August 30, 2012 | Unregistered CommenterMushiba

From-the-Heartland,

This Republican hatred of government which has led to a complete disavowal of facts ( ie, that no one builds anything on their own, or in case after case, that few businesses survive or prosper, or, as in the Rat's case, escape decimation without government assistance) is all of a piece with their rude dismissal of inconvenient facts and butts up nicely with their suspicion of a liberal education. They've created a burgeoning cottage industry of attacking learning that doesn't unequivocally and obediently support wingnut ideology which includes fundamentalist whackjobbery as well as vicious attacks on an adult understanding of the country's founding documents.
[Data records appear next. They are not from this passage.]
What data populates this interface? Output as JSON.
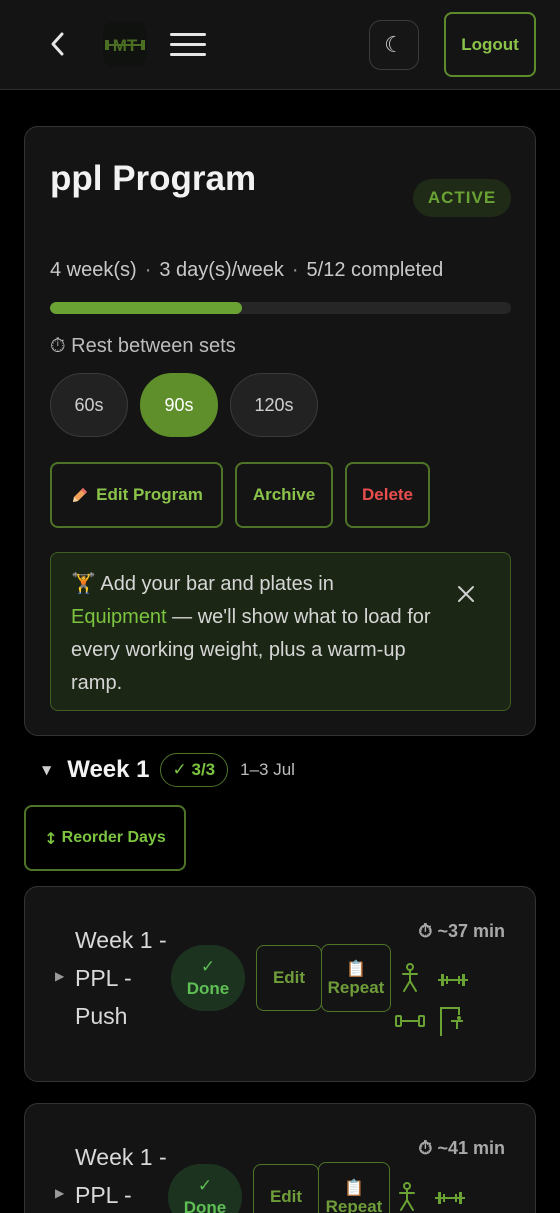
{
  "header": {
    "logo_text": "MT",
    "theme_icon": "moon-icon",
    "logout_label": "Logout"
  },
  "program": {
    "title": "ppl Program",
    "status": "ACTIVE",
    "weeks": "4 week(s)",
    "days_per_week": "3 day(s)/week",
    "completed": "5/12 completed",
    "progress_fraction": 0.4167,
    "rest_label": "Rest between sets",
    "rest_options": [
      "60s",
      "90s",
      "120s"
    ],
    "rest_selected": "90s",
    "actions": {
      "edit": "Edit Program",
      "archive": "Archive",
      "delete": "Delete"
    },
    "tip": {
      "before": "Add your bar and plates in ",
      "link": "Equipment",
      "after": " — we'll show what to load for every working weight, plus a warm-up ramp."
    }
  },
  "week": {
    "title": "Week 1",
    "badge": "✓ 3/3",
    "dates": "1–3 Jul",
    "reorder_label": "Reorder Days"
  },
  "days": [
    {
      "name": "Week 1 - PPL - Push",
      "done_check": "✓",
      "done_label": "Done",
      "edit_label": "Edit",
      "repeat_label": "Repeat",
      "duration": "~37 min",
      "equipment_icons": [
        "bodyweight-icon",
        "barbell-icon",
        "dumbbell-icon",
        "cable-machine-icon"
      ]
    },
    {
      "name": "Week 1 - PPL - ",
      "done_check": "✓",
      "done_label": "Done",
      "edit_label": "Edit",
      "repeat_label": "Repeat",
      "duration": "~41 min",
      "equipment_icons": [
        "bodyweight-icon",
        "barbell-icon"
      ]
    }
  ],
  "colors": {
    "accent": "#6aa334",
    "accent_text": "#8bc34a",
    "danger": "#e84e4e",
    "done_bg": "#1c3320"
  }
}
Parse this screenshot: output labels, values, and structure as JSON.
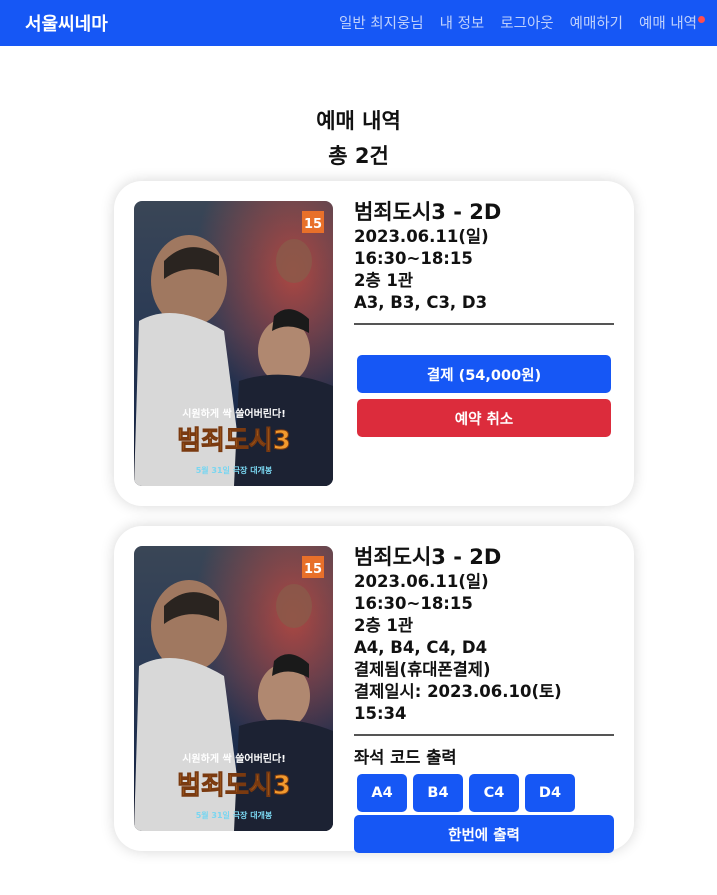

The modern GOP disparages education as "liberal indoctrination" because it impinges on their ability to declare from their thrones on high what is true (intelligent design, Romney's truthfulness) and what they consider demonstrably false (evolution, Romney's lies).

Last night I had occasion to spend time with my old friend Montaigne. In his essay "On the Art of Discussion", he declares his love for honestly debating important issues with serious people, even if they challenge his positions: "We flee from correction; we should face it and go to meet it, especially when it comes in the form of discussion, not Ex Cathedra."

Republicans seek only the Ex Cathedra form of communication: "We're right. You're wrong because we say so."

So Willard wishes to be able to go along with the rest of those fearful of any opinion that forces them to consider a different point of view.

As my friend Montaigne averred, in a rather more kindly way than I might put it: "Stupidity is a bad quality."

August 30, 2012 | Unregistered CommenterAkhilleus

So, we don't know what's in Paul the pernicious peacock's Magic
Budget (if anything) and we don't know what's in Willard the waffling weasel's Magic Underwear (if anything), but in any case, we're
screwed and with no love for us 99%. How can anyone fall for
their BS and claim to be intelligent or claim to be an Independent
(a Republican who won't admit it). I need another drink!